ABSTRACT

Vito Volterra was not just a mathematician who happened upon and developed some useful mathematical ideas. Rather, he was an individual with worldly interests and involvement. He was a precocious child and a man of conviction. As a youth, at the age of thirteen, he was working on ballistic problems. In fact, after reading Jules Verne's novel From the Earth to the Moon, he worked out the trajectory of a gun's projectile in the combined gravitational fields of the earth and the moon. In 1883, at the age of only 23, he was appointed Professor of Rational Mechanics at the University of Pisa where, nine years later, he was appointed Dean of the faculty of science. His reputation was growing mainly as a result of his work on functional analysis of which he was one of the initial investigators.
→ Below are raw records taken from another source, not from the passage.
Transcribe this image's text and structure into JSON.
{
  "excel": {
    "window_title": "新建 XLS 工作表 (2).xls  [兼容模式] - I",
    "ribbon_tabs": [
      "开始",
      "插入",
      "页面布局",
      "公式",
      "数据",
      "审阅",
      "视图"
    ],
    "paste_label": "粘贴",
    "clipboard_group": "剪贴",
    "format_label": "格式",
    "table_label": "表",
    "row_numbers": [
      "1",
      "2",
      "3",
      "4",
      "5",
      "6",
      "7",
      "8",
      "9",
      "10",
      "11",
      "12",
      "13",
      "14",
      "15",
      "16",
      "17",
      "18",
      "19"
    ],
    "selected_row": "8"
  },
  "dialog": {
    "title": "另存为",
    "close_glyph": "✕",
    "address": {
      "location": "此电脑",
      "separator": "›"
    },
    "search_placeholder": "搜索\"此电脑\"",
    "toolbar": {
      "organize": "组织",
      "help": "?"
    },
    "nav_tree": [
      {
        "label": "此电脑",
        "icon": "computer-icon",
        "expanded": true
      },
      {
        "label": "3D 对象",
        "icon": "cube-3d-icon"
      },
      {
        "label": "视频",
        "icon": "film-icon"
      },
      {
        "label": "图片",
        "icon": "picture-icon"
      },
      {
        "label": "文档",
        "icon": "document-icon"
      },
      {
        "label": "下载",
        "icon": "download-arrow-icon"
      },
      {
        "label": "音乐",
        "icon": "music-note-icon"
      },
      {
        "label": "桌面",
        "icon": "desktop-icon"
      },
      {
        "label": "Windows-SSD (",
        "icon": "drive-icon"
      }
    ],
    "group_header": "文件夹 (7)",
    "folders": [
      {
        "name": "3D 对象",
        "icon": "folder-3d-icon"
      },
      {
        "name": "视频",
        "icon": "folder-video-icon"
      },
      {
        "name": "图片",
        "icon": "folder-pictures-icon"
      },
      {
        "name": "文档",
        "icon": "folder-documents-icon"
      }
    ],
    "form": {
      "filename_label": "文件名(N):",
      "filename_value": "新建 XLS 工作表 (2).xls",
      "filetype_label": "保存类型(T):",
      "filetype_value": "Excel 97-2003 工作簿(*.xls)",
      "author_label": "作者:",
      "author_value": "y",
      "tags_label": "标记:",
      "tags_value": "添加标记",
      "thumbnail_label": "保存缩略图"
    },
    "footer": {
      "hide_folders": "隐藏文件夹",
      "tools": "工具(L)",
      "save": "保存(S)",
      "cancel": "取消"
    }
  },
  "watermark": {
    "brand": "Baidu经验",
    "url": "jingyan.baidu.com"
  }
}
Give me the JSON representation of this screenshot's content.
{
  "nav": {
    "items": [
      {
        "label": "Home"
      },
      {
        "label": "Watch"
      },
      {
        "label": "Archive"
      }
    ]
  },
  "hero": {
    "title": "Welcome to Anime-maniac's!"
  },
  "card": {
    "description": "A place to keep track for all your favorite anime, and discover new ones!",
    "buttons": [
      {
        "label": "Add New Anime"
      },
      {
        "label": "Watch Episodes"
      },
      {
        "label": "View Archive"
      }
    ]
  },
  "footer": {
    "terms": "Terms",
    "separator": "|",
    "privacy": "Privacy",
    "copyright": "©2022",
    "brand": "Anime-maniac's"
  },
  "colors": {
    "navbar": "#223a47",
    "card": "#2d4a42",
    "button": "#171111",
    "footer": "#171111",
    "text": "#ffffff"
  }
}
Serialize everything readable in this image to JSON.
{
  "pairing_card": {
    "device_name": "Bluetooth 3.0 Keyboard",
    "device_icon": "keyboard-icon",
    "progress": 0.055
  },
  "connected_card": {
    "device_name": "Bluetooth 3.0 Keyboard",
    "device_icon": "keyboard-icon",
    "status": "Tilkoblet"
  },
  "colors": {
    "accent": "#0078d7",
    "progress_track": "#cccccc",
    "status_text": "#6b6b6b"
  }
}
This resulted in his transferring first to the University of Turin in 1893 and then to the chair of mathematical physics at the University of Rome in 1900. This was a year after he was made a fellow of the Academia del Lincei, the most prestigious Italian scientific academy at the time. It was at the University of Rome where Volterra did his original mathematical work in the biological and social sciences. He was concerned about Italian science policy and so he entered the political arena where, in 1905, he was made a life member of the Italian senate and also president of the Academia del Lincei. By 1913,

he had visited and lectured in most of Western Europe as well as North and South America and had met and made personal friends with many of the notable scientists and mathematicians of the time such as Borel, Poincaré, and Mittag-Leffler.